LETTER TO THE EDITOR: Engendering concerns

The Sunday, Aug. 26 Delaware State News had an article about two Democratic and two Republican Primary candidates for District 31 Representative.

The Republican gentleman’s reported opinion and the Democratic gentleman’s response to a question of mine are disturbing, to say the least. Despite the progress toward the acceptance of lesbian, gay and bisexual people, there is still evidence of intolerance towards them. Too many are still being exposed to violence and death.

People in this 21st century are subjecting another minority to unfair treatment due to ignorance on the part of “normal” people.

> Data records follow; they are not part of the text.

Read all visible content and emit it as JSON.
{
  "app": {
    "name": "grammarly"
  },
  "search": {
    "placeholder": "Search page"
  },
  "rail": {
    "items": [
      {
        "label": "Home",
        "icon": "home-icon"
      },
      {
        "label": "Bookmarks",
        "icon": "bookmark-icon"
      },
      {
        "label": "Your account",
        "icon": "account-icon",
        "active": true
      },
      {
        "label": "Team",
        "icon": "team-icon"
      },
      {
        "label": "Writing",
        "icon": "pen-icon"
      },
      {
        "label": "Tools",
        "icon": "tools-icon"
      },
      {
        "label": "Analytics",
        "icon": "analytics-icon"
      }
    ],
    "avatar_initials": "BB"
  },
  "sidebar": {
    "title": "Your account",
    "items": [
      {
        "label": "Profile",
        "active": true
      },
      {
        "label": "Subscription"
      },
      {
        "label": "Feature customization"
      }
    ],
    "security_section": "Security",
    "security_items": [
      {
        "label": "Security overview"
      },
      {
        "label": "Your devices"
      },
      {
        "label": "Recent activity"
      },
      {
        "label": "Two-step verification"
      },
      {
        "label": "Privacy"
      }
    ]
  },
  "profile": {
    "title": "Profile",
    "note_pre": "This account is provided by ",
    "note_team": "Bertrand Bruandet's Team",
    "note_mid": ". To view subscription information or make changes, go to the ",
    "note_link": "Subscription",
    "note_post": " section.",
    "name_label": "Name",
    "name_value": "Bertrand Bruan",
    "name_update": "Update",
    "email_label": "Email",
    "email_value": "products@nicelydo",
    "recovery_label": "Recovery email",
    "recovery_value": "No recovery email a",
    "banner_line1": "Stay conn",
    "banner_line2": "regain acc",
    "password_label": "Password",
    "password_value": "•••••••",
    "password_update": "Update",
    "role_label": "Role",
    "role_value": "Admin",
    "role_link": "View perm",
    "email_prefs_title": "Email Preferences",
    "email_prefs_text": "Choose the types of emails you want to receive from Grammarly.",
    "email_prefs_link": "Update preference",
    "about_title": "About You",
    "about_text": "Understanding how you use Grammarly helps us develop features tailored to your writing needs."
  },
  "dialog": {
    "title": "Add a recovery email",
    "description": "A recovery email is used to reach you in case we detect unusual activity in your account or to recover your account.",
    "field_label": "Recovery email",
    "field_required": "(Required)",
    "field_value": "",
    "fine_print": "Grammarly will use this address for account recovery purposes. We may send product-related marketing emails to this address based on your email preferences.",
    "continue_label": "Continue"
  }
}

I am referring to children who identify as different from what their parents expected. I am sensitive to this issue because I was not the hunting, fishing, athletic son that my father anticipated. There are children who are self-identifying as transgender at an early age, some as soon as they learn the right words to insist to their parents that they know who they are.

This is the reason for the Q, Questioning, of the LGBTQ lettering. While some really are questioning, other youngsters are quite adamant about their self-identification. For those among us who are open to learning more about this issue, I suggest two videos available on the internet: PBS “Growing-Up Trans” and HBO “Vice: Episode 19” of Aug. 24.

They are enlightening, sensitizing, and very real. I firmly believe that Delaware’s Department of Education is sensitive to the differences among our children. That is why anti-discrimination laws and regulations apply to all, including children. When the Department of Education proposed Regulation 225 regarding a student’s self-identification of “gender” identity, it demonstrated its concern about the issue.

My personal difficulty with the regulation was that there was no requirement for a qualified professional, psychologist, social worker or the like, to be present when the student and parents were brought together. Parental reaction to discovering that the child feels differently from its birth “gender” would likely be shock.

A qualified professional would be able to cushion the blow and might get a sense of what might happen at home. Some parents, as they recover, might begin to accept the questioning or sincerity of their child. Others might need further professional assistance to adjust to the situation.

My deepest concern is about the parent(s) who might react abusively and hurt the child emotionally or/and physically. The Department of Services for Children, Youth and their Families should then become involved.

The two gentlemen I referred to in the first paragraph are Democrat Ralph Taylor, a school board member, and Republican David Anderson, Dover city councilman. Mr. Taylor dodged my question about requiring that a professional attend when a student and parents are brought together at school.

Both Republican candidates are reported as believing that “… the General Assembly has focused too much on unimportant issues …” Mr. Anderson specified that “protecting transgender students…” was an example of an “unimportant” issue.

I am not a one-issue voter and while each candidate has made good points I would not vote for either due to this and other issues.

Thirty-three years ago, I was asked by local police to shelter a student from his abusive father. I immediately notified my school principal who notified New Jersey’s DYFS. The young man stayed with us for several days until DYFS was assured that he would be safe returning home.

While this had nothing to do with gender, it had everything to do with protecting a child from parental abuse. If that is not important, I don’t know what is.